Америку мне открыл кинофильм «Цирк». Сквозь линзу телевизора «КВН» она выглядела иррациональной силой, ополчившейся на крохотного негритёнка; и, засыпая после просмотра, я, как миллионы советских дошкольников, строила планы спасения негритёнка от «америки». Маман пересматривала фильм сто раз по другой причине – когда Любовь Орлова с «американским акцентом» пела «Спи, мой беби, свадко, свадко…», негритёнка передавали из рук в руки, и каждый представитель союзной республики повторял колыбельный куплет на родном языке.

До 1940 года на языке идиш в стране преподавали в школах, техникумах и играли в театрах, и потому Народный артист СССР Соломон Михоэлс пел негритёнку куплет на идиш. Однако после убийства Михоэлса по личному распоряжению Сталина куплет изъяли, а в оттепель снова вернули в фильм, и маман подчёркивала это каждый раз. Она, как и большинство советских людей, не ведала, что Михоэлс отправил Сталину письмо с просьбой организовать еврейскую автономию в Крыму, откуда евреи когда-то начали путь в Россию.

Письмо подписали поэт Исаак Фефер и литературный критик Шахно Эпштейн. Сталину идея не понравилась – Шахно Эпштейну повезло умереть до массовой расправы над членами Еврейского Антифашистского комитета, а Исаака Фефера пытали и расстреляли. Вместо Крыма Сталин отправил евреев создавать автономию в Приамурье со среднезимней температурой минус 23 градуса. И потому доля евреев составляла там крошечный процент, и каждый раз было очень сложно найти на должность первого секретаря обкома партии человека с еврейской фамилией.

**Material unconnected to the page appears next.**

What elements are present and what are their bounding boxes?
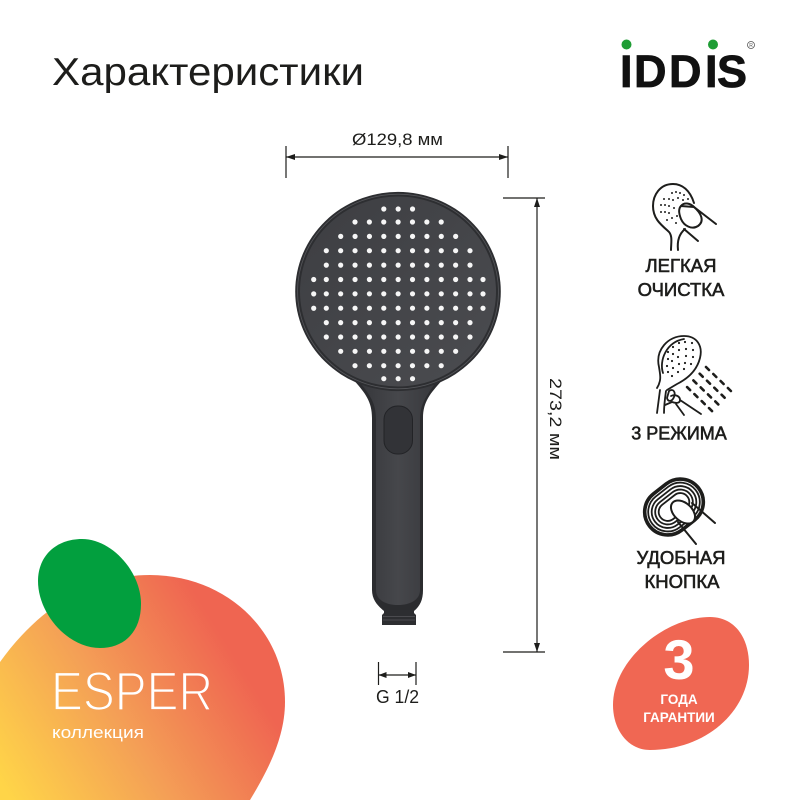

Будучи внучкой одного из основателей сионизма в России – Йосефа Айзенштадта, маман старалась не знать, что её дед принимал участие в учреждении объединения «Хиббат Цион» («Любовь к Сиону») на съезде палестинофилов в Катовице в 1884 году. Съехавшись из Англии, Германии, Румынии, Франции и России, именно члены «Хиббат Циона» наметили еврейскую колонизацию Палестины. И слово «колонизация» здесь ключевое.

У моего отца еврейский сюжет в фильме «Цирк» эмоций не вызывал. Родившись в Рязанской губернии, он увидел первого еврея, только поступив в знаменитый ИФЛИ – Институт философии, литературы и истории, созданный в 1931 году на базе гуманитарных факультетов МГУ. А расстрелами и цензурой его было не удивить – за год до моего рождения прошёл XX-й съезд партии. Узнав, что учебники, по которым он обучал курсантов марксистской философии, будут переписаны, отец хотел застрелиться, и маман cпрятала его пистолет.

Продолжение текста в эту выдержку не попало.